If you were disabled in the line of duty it gets even more complicated.
So what do you do? You want to file correctly. You don’t want to get audited. You also don’t want to have to pay more in taxes than you absolutely have to.
Hiring a Certified Public Accountant to help you with your taxes is one of the best things you can do. CPAs are well versed in current tax laws and will know how to hunt for deductions and credits that you might not have known to look for. A CPA’s job is to make sure that your taxes are done correctly and that you pay as little as possible.
Note: Try to find a CPA who has experience specifically with Veterans’ taxes. This is easier if you live in (or close to) a city with a large number of Veterans per capita. Studio City, for example, has firms like Wallace and Associates. Fairbanks (another city with a large number of Veterans) has a few accounting firms as well. If you don’t live somewhere with a large Veteran population, don’t worry—you’ll still be able to find someone who has the experience you need. You’ll just have to dig a little deeper into the talent pool.
If you don’t have the funds to hire an accountant, don’t panic. Here are some tips to help make filing your taxes a little easier.
Get your hands on a copy of AFTG
The Armed Forces’ Tax Guide will spell out everything you need to know about filing taxes as a Veteran.
Make an appointment with the IRS
Seriously! When you have questions, why not go directly to the source? The IRS is not a scary place and the people who work there would rather you ask your questions ahead of time than simply hope that you don’t make any mistakes. It’s important to understand, though, that while your IRS rep can explain tax codes and rules to you and answer most of your questions, he or she won’t be able to give you advice.
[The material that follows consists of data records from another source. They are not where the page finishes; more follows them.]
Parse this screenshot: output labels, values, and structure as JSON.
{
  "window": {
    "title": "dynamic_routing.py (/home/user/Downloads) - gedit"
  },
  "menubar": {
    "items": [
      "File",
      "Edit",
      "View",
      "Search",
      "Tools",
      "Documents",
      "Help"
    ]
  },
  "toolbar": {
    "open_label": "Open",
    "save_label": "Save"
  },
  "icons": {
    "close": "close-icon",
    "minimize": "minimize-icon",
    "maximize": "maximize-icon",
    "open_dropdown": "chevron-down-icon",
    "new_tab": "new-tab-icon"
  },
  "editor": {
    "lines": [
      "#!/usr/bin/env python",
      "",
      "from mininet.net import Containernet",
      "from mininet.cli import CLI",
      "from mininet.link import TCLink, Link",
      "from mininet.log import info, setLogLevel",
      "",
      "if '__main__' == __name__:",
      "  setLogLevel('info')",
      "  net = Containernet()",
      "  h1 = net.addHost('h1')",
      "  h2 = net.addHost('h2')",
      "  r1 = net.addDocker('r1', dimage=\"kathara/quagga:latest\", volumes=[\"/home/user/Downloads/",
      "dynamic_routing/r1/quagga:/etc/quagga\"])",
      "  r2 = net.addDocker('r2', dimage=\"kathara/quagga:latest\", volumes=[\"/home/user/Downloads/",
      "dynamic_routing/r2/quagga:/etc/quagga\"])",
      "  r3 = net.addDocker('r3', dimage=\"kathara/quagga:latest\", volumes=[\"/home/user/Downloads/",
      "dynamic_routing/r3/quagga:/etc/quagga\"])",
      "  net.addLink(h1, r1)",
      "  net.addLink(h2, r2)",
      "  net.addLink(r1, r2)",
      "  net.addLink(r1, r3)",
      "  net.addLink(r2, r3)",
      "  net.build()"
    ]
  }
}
Yes, the end of the year is still a few weeks away and your taxes won’t be due for a few months after that. Still, it’s important to start getting your paperwork together now. The easiest way to do this is to look at last year’s tax forms and start gathering together the details it asks for. Yes, the tax laws change a little bit every year. They are unlikely to change so significantly that the forms and paperwork you needed last year aren’t relevant anymore. Plus, the earlier you start gathering, the sooner you’ll know whether or not you need to request copies of anything. The sooner you make those requests, the better off you’ll be. The VA, after all, is not known for its swiftness!
Don’t Forget Your State Taxes!
State taxes are figured out separately from federal taxes and every state has its own rules, rates and benefits offered to the veterans who live there. You can find a list of your state’s benefits at Military.com.
Finally, try to stay calm. If you start now, you can take care of details without feeling rushed or overwhelmed. You’ll have time to find help if you need it. Whatever you do, don’t leave this task until next April. Good luck!